Avec cette campagne qui a généré en une semaine un million de vues en organique sur la chaîne YouTube de Greg, l’opérateur suscite de l’enthousiasme auprès de ses salariés et de la proximité avec ses clients. Tout « en évitant l’écueil de l’ennui dans lequel tombent souvent les marques qui se livrent à cet exercice », se réjouit Quentin Delobelle, directeur de la communication commerciale et de la création d’Orange France.

• BNP Paribas fait l'événment avec un youtubeur

À l’occasion du salon de l’innovation VivaTech de juin dernier, où BNP Paribas tenait un stand, la banque se confrontait à trois enjeux : communiquer de façon engageante sur sa présence, se positionner comme un acteur majeur de l’innovation et de la transformation digitale auprès des millennials, et valoriser son rôle auprès des créateurs d’entreprise. 

Pour y répondre, BNP et son agence Elephant at Work ont sollicité un youtubeur célèbre chez les millennials, Akim Omiri (270 000 abonnés). Celui-ci a tourné quatre vidéos humoristiques et pédagogiques sur le thème de l’innovation, signées du hashtag #DésoléAkim. Diffusées sur Facebook, YouTube et le réseau interne de BNP Paribas, ces vidéos mettent en scène Akim, qui pense avoir trouvé une idée révolutionnaire, mais en réalité déjà inventée par une start-up présente au salon. En bonus, la banque organisait un concours en live sur Facebook, la Mystery Box, engageant aussi bien les personnes présentes physiquement à VivaTech que les internautes à en deviner le contenu, en rapport avec une des start-up innovantes soutenues par BNP Paribas. 

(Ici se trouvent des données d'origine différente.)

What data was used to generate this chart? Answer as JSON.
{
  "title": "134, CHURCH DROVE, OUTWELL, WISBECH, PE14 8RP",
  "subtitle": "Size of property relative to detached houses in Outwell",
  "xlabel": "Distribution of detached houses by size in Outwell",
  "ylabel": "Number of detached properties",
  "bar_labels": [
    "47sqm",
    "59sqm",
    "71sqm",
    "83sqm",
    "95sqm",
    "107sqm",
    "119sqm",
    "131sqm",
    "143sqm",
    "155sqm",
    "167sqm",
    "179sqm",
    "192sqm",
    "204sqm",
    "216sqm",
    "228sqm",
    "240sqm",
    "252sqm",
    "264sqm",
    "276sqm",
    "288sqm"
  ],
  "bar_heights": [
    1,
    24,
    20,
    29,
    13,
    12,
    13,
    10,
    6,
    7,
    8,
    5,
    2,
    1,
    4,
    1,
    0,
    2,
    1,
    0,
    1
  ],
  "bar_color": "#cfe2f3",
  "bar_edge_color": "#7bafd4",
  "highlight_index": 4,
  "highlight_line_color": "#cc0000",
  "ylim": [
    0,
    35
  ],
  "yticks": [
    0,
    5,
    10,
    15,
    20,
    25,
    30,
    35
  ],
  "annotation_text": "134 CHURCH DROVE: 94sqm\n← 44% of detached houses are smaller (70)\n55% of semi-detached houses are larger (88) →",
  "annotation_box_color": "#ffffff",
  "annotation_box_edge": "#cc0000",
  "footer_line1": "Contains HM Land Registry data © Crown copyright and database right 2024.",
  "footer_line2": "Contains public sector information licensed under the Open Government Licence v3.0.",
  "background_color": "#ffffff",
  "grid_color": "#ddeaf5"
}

Résultat ? En trois jours, les vidéos sur la page Facebook « Ma banque BNP Paribas » ont fait plus de 2 millions de vues, aidées par un peu de sponsoring, et elles ont suscité plusieurs milliers d’interactions (commentaires, partages, likes). « La communauté d’Akim est venue réagir sur le hashtag #DésoléAkim et la page BNP Paribas a gagné de nouveaux membres, plus jeunes et connectés. Les start-up soutenues par la banque ont également bénéficié d’une mise en avant », pointe Anaïs Berno, responsable marketing d’Elephant at Work.